Advanced Patterns: Async Validators and Cross-Field Validation
Production applications often need validators that check against external systems or compare multiple fields. These patterns extend the base validator type system.
type AsyncValidator<TInput, TOutput = TInput> = (
value: TInput
) => Promise<ValidationResult<TOutput>>;
function createAsyncEmailValidator(
checkAvailability: (email: string) => Promise<boolean>
): AsyncValidator<unknown, Email> {
return async (value: unknown): Promise<ValidationResult<Email>> => {
const emailResult = emailValidator(value);
if (!emailResult.success) {
return emailResult;
}
const isAvailable = await checkAvailability(emailResult.data);
if (!isAvailable) {
return {
success: false,
errors: [{
field: 'email',
message: 'Email address is already registered',
code: 'EMAIL_TAKEN'
}]
};
}
return emailResult;
};
}
// Cross-field validation for password confirmation
interface PasswordFields {
password: string;
confirmPassword: string;
}
function passwordMatchValidator(
fields: PasswordFields
): ValidationResult<PasswordFields> {
if (fields.password !== fields.confirmPassword) {
return {
success: false,
errors: [{
field: 'confirmPassword',
message: 'Passwords must match',
code: 'PASSWORD_MISMATCH'
}]
};
}
return { success: true, data: fields };
}Async validators maintain the same type safety as synchronous ones. The key difference is returning Promise<ValidationResult<T>> instead of ValidationResult<T>. TypeScript tracks the async nature through the entire validation chain.
Cross-field validators take multiple fields as input and validate relationships between them. This pattern keeps validation logic centralized rather than scattered across form components. The type system ensures all required fields exist before validation runs.
Integration and Real-World Implementation
Real applications need validators integrated into form state management. The pattern that maintains type safety throughout is a typed form schema.

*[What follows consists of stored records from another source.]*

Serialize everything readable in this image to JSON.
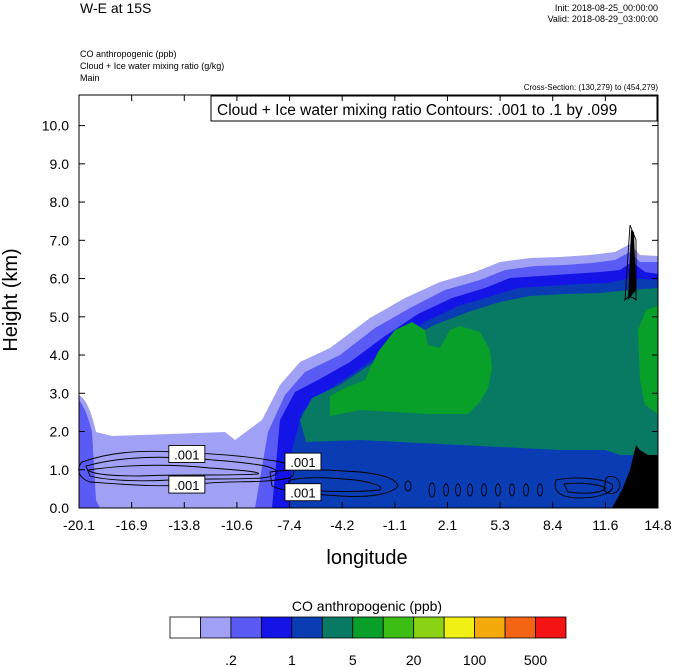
{
  "header": {
    "title": "W-E at 15S",
    "init": "Init: 2018-08-25_00:00:00",
    "valid": "Valid: 2018-08-29_03:00:00",
    "fields": [
      "CO anthropogenic   (ppb)",
      "Cloud + Ice water mixing ratio   (g/kg)",
      "Main"
    ],
    "cross_section": "Cross-Section: (130,279) to (454,279)"
  },
  "chart_data": {
    "type": "heatmap",
    "contour_label": "Cloud + Ice water mixing ratio Contours: .001 to .1 by .099",
    "xlabel": "longitude",
    "ylabel": "Height (km)",
    "xlim": [
      -20.1,
      14.8
    ],
    "ylim": [
      0,
      10.8
    ],
    "x_ticks": [
      "-20.1",
      "-16.9",
      "-13.8",
      "-10.6",
      "-7.4",
      "-4.2",
      "-1.1",
      "2.1",
      "5.3",
      "8.4",
      "11.6",
      "14.8"
    ],
    "y_ticks": [
      "0.0",
      "1.0",
      "2.0",
      "3.0",
      "4.0",
      "5.0",
      "6.0",
      "7.0",
      "8.0",
      "9.0",
      "10.0"
    ],
    "contour_labels": [
      {
        "text": ".001",
        "lon": -13.6,
        "height": 1.4
      },
      {
        "text": ".001",
        "lon": -13.6,
        "height": 0.6
      },
      {
        "text": ".001",
        "lon": -6.6,
        "height": 1.2
      },
      {
        "text": ".001",
        "lon": -6.6,
        "height": 0.4
      }
    ],
    "colorbar": {
      "title": "CO anthropogenic  (ppb)",
      "colors": [
        "#ffffff",
        "#a0a0f4",
        "#5a5af4",
        "#1414e6",
        "#0a3cb4",
        "#087a64",
        "#08a028",
        "#3cbe14",
        "#8cd214",
        "#f0f014",
        "#f4aa0a",
        "#f46414",
        "#f41414"
      ],
      "labels": [
        ".2",
        "1",
        "5",
        "20",
        "100",
        "500"
      ]
    }
  }
}
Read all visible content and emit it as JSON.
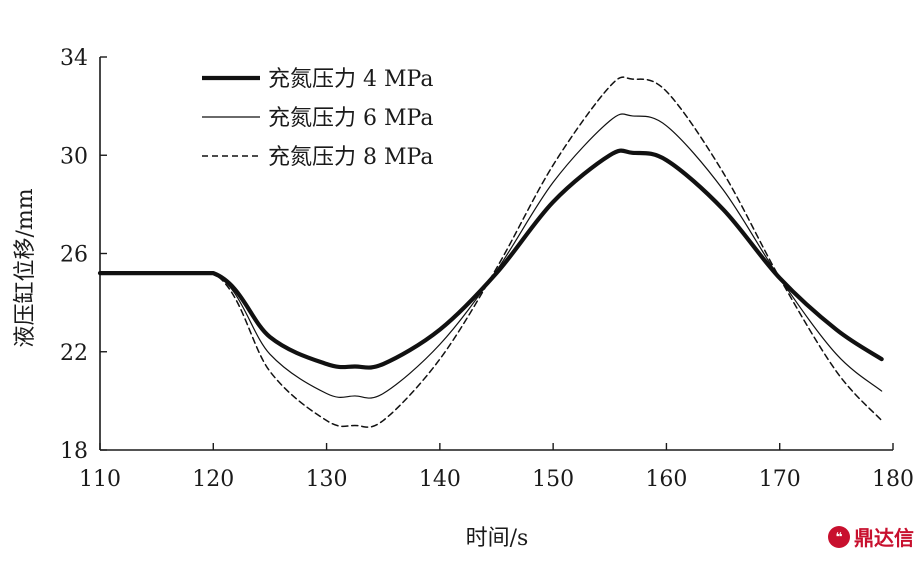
{
  "chart_data": {
    "type": "line",
    "title": "",
    "xlabel": "时间/s",
    "ylabel": "液压缸位移/mm",
    "xlim": [
      110,
      180
    ],
    "ylim": [
      18,
      34
    ],
    "xticks": [
      "110",
      "120",
      "130",
      "140",
      "150",
      "160",
      "170",
      "180"
    ],
    "yticks": [
      "18",
      "22",
      "26",
      "30",
      "34"
    ],
    "grid": false,
    "legend": "top-left",
    "x": [
      110,
      120,
      125,
      130,
      132.5,
      135,
      140,
      145,
      150,
      155,
      157,
      160,
      165,
      170,
      175,
      179
    ],
    "series": [
      {
        "name": "充氮压力 4 MPa",
        "style": "thick-solid",
        "values": [
          25.2,
          25.2,
          22.6,
          21.5,
          21.4,
          21.5,
          22.9,
          25.2,
          28.1,
          30.0,
          30.1,
          29.8,
          27.8,
          25.0,
          22.9,
          21.7
        ]
      },
      {
        "name": "充氮压力 6 MPa",
        "style": "thin-solid",
        "values": [
          25.2,
          25.2,
          21.9,
          20.3,
          20.2,
          20.3,
          22.3,
          25.3,
          28.9,
          31.4,
          31.6,
          31.2,
          28.6,
          25.0,
          21.9,
          20.4
        ]
      },
      {
        "name": "充氮压力 8 MPa",
        "style": "dashed",
        "values": [
          25.2,
          25.2,
          21.2,
          19.2,
          19.0,
          19.2,
          21.7,
          25.4,
          29.6,
          32.8,
          33.1,
          32.6,
          29.3,
          25.0,
          21.2,
          19.2
        ]
      }
    ]
  },
  "watermark": {
    "text": "鼎达信",
    "icon": "chat-bubble-icon"
  }
}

interface RegistrationForm {
username: string;
email: Email;
age: number;
password: string;
confirmPassword: string;
}
type FormValidators<T> = {
[K in keyof T]?: Validator<unknown, T[K]>;
};
const registrationValidators: FormValidators<RegistrationForm> = {
username: chain(
createStringValidator(3, 20),
(str): ValidationResult<string> => {
if (!/^[a-zA-Z0-9_]+$/.test(str)) {
return {
success: false,
errors: [{
field: 'username',
message: 'Only letters, numbers, and underscores allowed',
code: 'INVALID_FORMAT'
}]
};
}
return { success: true, data: str };
}
),
email: emailValidator,
age: parseAndValidateAge
};
function validateForm<T extends Record<string, unknown>>(
data: Record<string, unknown>,
validators: FormValidators<T>
): ValidationResult<T> {
const errors: ValidationError[] = [];
const validated: Partial<T> = {};
for (const [field, validator] of Object.entries(validators)) {
if (!validator) continue;
const result = validator(data[field]);
if (!result.success) {
errors.push(...result.errors.map(err => ({
...err,
field
})));
} else {
validated[field as keyof T] = result.data;
}
}
if (errors.length > 0) {
return { success: false, errors };
}
return { success: true, data: validated as T };
}This integration pattern validates entire forms while maintaining field-level type safety. The FormValidators type maps each form field to its validator, ensuring validators output the correct types for each field. TypeScript verifies that all required fields have validators and that validator output types match form field types.
The validateForm function processes all fields, collects errors, and returns a fully typed result. When validation succeeds, teams know the data matches the form schema exactly. This eliminates the type assertions and runtime checks that plague untyped validation.
That covers the essential patterns for building type-safe form validators in TypeScript. Apply these in production and the difference will be immediate—fewer runtime errors, better developer experience, and validation logic that scales with application complexity.